Smaller manufacturers without export readiness may also struggle to benefit from high-level trade platforms dominated by large corporate players.
POLICY SIGNALS
The hosting decision reflects Nigeria’s intention to assert leadership within the AFCTA and reposition itself as a continental trade hub.
It also signals a policy shift toward trade diplomacy and export promotion as instruments of economic diversification.
However, the effectiveness of that strategy will depend on whether domestic reforms in customs efficiency, port logistics and industrial productivity progress in parallel with diplomatic ambitions.
INVESTOR SIGNAL
The scale of the targeted deal value indicates a renewed push to attract cross-border capital into manufacturing, agriculture, technology and creative sectors.
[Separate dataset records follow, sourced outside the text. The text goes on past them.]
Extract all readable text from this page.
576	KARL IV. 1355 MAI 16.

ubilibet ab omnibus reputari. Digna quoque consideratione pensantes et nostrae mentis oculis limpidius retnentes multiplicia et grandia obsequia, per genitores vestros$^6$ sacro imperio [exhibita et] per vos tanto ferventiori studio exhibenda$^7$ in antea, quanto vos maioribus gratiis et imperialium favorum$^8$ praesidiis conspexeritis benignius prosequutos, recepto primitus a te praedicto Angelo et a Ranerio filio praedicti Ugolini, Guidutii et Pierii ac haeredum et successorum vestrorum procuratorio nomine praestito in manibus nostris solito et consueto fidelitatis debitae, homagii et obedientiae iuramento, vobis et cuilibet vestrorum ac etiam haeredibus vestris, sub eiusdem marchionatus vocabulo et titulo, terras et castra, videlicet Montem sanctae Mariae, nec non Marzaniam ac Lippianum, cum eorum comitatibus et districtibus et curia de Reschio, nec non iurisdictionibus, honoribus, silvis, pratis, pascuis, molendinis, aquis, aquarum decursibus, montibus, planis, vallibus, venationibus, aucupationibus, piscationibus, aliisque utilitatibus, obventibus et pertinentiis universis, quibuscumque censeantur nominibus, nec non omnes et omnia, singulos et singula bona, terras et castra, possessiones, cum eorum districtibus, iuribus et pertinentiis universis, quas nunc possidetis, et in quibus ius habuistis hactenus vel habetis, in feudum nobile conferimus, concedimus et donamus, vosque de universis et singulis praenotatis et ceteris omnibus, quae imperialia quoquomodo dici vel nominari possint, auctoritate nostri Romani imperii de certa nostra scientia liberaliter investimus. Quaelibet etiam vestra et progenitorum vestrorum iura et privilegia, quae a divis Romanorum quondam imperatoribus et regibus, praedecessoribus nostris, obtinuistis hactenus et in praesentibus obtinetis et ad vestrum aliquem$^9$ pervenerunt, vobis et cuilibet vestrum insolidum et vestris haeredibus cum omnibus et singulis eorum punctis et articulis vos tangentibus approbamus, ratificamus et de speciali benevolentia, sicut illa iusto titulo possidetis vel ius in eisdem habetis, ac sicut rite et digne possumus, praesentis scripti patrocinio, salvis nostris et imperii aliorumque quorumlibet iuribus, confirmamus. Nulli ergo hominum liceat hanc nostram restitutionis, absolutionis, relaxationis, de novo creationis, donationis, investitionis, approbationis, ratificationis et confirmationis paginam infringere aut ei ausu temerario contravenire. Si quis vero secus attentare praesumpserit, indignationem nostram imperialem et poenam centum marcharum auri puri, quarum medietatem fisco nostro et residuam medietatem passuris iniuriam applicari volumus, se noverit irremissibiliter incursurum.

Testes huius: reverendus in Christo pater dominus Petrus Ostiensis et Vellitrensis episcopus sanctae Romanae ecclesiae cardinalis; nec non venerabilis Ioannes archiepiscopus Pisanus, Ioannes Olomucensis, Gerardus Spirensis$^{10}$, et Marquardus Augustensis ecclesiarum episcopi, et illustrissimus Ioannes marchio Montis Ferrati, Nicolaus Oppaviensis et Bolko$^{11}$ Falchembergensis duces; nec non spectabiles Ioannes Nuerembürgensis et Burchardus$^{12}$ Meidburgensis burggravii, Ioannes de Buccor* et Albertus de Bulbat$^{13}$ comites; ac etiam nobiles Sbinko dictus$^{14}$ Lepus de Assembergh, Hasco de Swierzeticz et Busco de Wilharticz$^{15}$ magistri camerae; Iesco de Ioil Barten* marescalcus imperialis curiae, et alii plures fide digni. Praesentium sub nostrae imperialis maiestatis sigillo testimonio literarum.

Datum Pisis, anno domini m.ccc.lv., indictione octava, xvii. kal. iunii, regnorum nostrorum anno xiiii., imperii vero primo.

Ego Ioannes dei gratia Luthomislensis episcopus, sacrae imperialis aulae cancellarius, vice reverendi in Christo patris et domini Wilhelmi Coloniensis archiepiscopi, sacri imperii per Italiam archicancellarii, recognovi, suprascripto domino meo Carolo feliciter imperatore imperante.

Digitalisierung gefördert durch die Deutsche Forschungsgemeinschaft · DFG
International investors may interpret Nigeria’s hosting role as a signal of increased policy commitment to regional trade integration.
At the same time, investors will likely monitor whether Nigeria’s trade infrastructure and regulatory frameworks can support sustained commercial activity after the event.
RISK RADAR
Execution risk remains the most significant concern. Trade fairs often generate large headline deal figures, but conversion rates into implemented projects can vary widely.
Infrastructure constraints at Nigerian ports, logistics bottlenecks and regulatory unpredictability could undermine the long-term economic impact of the agreements signed.
Another structural risk lies in Nigeria’s persistent import dependence across several sectors. For instance, West African countries collectively spend more than $3 billion annually importing meat despite possessing significant livestock resources, highlighting the gap between potential and production capacity.
If these structural gaps remain unresolved, Nigeria’s hosting of the trade fair may deliver diplomatic visibility without fully translating into durable trade expansion.